Special needs high school students get taste of kitchen life

Quest-managed suburban Chicago school food service teaches life and work skills.

Students in a special program at St. Charles (Ill.) East High School get hands-on exposure to a commercial kitchen—the school cafeteria facility. Each day, a team of two or three joins the foodservice crew for one or two school periods to help with prep, learning both life skills and potential job skills in the process.

Reaching Independence through Support and Education, or RISE, provides individualized instruction and support to Community Unit School District 303 students with intellectual or multiple disabilities. The program combines academics, communication and self-advocacy to promote ultimate independence of the students.

A portion of each day is devoted to academics—reading, writing and math, says Christina Colclasure, a RISE teacher. Students also learn life skills such as grocery shopping and engage in work-based learning experiences.

In the cafeteria kitchen, the students are instructed in sanitation procedures and shown how to handle simple tasks. RISE job coaches, who are special ed teaching assistants, are on hand to support the students as needed.

“It always blows my mind how they stay on top of the sanitation stuff,” says Sandra Biasetti, food service director with Quest Food Management Services, which operates dining at two district high schools. “When they come in, the first thing they do is wash their hands, then put on hairnets.”

“Sometimes we have problems with the cooks doing these things,” Biasetti adds, with a laugh.

The students are shown how to handle jobs like panning up cookie dough, packaging the baked product, replenishing drink coolers and prepping frozen pizzas for baking.

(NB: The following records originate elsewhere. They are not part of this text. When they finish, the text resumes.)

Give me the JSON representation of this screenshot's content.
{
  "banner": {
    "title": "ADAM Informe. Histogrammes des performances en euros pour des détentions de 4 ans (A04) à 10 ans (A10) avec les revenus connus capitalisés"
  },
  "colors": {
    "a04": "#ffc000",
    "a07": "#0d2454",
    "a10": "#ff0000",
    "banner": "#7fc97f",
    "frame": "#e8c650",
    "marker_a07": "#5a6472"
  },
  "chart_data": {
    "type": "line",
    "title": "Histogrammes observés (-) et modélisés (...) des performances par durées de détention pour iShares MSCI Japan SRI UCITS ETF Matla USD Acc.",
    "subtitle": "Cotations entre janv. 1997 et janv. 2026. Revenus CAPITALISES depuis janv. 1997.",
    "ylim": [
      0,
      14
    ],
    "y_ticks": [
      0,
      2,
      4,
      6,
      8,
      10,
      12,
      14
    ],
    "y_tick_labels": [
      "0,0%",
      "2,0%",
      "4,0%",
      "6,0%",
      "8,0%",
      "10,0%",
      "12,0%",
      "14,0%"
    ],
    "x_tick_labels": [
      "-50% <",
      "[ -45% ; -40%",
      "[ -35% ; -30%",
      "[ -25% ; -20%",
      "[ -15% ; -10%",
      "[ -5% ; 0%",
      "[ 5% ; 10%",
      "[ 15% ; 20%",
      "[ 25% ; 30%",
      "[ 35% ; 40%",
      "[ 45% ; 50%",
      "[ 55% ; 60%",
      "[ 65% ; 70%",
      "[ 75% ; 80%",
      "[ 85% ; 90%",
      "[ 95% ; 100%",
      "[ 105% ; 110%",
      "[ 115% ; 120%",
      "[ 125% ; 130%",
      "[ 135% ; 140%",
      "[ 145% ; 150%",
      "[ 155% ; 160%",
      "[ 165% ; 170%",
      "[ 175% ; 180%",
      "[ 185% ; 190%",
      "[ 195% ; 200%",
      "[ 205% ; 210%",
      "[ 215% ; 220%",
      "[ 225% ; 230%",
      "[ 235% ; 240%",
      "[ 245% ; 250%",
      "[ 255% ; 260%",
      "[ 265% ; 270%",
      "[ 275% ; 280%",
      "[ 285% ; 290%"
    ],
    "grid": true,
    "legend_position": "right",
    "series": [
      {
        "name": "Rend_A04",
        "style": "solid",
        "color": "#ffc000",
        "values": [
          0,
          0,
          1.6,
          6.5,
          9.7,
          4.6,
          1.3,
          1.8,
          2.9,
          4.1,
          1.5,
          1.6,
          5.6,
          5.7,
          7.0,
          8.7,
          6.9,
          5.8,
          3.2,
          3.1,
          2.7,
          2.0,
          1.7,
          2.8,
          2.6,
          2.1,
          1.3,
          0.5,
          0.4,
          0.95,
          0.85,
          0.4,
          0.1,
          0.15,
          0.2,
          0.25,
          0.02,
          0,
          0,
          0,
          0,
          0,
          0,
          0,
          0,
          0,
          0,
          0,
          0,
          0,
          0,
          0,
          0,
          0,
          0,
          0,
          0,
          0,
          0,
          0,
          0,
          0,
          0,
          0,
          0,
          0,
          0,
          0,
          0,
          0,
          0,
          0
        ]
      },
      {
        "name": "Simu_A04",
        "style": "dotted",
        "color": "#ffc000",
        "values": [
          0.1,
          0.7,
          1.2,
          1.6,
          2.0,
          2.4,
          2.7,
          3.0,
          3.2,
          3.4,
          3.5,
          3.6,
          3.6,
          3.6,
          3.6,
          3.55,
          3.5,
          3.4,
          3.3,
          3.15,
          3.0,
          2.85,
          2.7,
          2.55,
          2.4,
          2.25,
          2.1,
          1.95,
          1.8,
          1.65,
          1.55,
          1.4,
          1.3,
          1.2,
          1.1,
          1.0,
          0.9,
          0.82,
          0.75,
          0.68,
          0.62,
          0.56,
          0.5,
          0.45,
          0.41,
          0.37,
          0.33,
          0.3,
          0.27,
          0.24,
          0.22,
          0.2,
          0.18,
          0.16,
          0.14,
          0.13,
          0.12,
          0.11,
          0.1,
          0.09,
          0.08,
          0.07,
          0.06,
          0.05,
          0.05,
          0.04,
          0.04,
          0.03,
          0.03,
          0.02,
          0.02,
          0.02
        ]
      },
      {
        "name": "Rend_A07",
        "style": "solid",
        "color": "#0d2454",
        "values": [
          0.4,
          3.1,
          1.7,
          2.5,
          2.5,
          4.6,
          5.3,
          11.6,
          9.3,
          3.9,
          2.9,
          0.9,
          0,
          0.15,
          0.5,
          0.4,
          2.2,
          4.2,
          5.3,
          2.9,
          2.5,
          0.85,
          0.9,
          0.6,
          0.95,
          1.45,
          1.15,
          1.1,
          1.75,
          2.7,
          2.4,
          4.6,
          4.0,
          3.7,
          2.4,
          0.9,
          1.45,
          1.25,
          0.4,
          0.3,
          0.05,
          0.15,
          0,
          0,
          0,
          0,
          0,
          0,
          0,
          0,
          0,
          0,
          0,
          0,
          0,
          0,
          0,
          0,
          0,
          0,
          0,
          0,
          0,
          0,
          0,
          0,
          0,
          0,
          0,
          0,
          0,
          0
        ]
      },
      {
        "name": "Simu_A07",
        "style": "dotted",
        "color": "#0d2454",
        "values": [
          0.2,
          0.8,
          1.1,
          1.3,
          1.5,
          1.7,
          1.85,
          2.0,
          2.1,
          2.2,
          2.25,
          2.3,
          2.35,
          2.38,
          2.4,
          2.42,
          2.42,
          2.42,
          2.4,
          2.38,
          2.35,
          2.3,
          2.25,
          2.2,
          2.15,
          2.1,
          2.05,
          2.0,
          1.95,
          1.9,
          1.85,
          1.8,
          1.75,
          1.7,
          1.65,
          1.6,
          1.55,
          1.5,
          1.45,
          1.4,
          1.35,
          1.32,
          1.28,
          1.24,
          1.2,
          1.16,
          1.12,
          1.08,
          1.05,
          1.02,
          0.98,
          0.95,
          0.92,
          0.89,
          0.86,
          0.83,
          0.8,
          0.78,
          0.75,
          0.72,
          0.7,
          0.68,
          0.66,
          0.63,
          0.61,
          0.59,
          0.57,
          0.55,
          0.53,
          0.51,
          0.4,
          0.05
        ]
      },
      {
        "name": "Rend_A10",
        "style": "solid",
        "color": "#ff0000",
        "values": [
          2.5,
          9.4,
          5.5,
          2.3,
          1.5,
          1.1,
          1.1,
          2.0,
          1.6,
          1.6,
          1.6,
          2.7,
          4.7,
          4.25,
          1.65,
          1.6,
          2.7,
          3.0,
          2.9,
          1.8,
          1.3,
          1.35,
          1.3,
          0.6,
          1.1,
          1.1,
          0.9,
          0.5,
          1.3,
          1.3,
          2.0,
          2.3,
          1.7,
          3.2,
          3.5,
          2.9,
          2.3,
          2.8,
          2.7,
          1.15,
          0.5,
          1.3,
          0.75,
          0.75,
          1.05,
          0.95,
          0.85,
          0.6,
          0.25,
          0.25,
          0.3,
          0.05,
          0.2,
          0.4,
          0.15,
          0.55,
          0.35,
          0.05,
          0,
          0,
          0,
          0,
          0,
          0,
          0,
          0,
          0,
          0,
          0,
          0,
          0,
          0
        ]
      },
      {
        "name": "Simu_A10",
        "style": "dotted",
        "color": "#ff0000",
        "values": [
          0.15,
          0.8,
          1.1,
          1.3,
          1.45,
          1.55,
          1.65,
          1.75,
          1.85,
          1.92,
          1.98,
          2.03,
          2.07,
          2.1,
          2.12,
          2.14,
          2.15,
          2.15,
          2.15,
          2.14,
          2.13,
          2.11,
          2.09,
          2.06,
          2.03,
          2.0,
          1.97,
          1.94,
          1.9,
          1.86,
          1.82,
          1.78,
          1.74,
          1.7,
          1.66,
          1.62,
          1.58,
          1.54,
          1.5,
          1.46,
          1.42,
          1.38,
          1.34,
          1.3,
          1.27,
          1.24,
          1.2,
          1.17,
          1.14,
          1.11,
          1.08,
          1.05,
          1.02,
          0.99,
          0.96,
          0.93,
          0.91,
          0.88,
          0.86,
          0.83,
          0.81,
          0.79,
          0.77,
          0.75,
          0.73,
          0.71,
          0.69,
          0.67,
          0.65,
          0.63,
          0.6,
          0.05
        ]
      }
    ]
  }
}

Cookie duty is arguably the most popular task—on Fridays, the students get to sample some of their handiwork as a “payday” for their efforts.

Each hands-on session lasts 30 to 45 minutes, and students spend a semester in the kitchen.

The students are a welcome presence in the kitchen, Biasetti says. “They are such happy kids, and they look forward to doing their jobs,” she observes. Once they complete their assigned tasks, they typically ask what else they can tackle. The staff and students typically develop a friendly rapport during the semester. One student, whose second language is Spanish, likes to banter with a staffer who also speaks Spanish. The students notice when an employee is out for the day.

“From the bottom of my heart, I really love to have them,” Biasetti observes.

Colclasure has seen the connection as well. “All the staff love them,” she says.

Besides bringing a positive vibe to the kitchen, the students also ease the labor burden, at least a bit. Even helping with something like panning up cookies, for instance, means “I don’t have to do that or look for someone to get 150 cookies ready,” Biasetti says.

While one of the goals of RISE is learning more about cooking, cleaning and basic hygiene for future independent living, experience in a working kitchen promises another potential benefit for the students: a job. Understanding work flow and the importance of sanitation are invaluable, and their participation on the team could give them an advantage when applying for a position in foodservice.

Several years ago, one former RISE student actually ended up on the department’s payroll. “She was autistic, but she was very smart, especially with numbers,” Biasetti recalls. She found a way to accommodate that condition: “I had to be very direct with her.” Working with a RISE job coach, Biasetti prepared a list of daily duties and had it laminated. “If I gave her the exact same tasks, she would do well.”

“What Sandra is doing is so important for our community of students,” Colclasure notes. “It’s so difficult for individuals with intellectual disabilities to get jobs, but they’re hard workers and bring so much to a work environment.”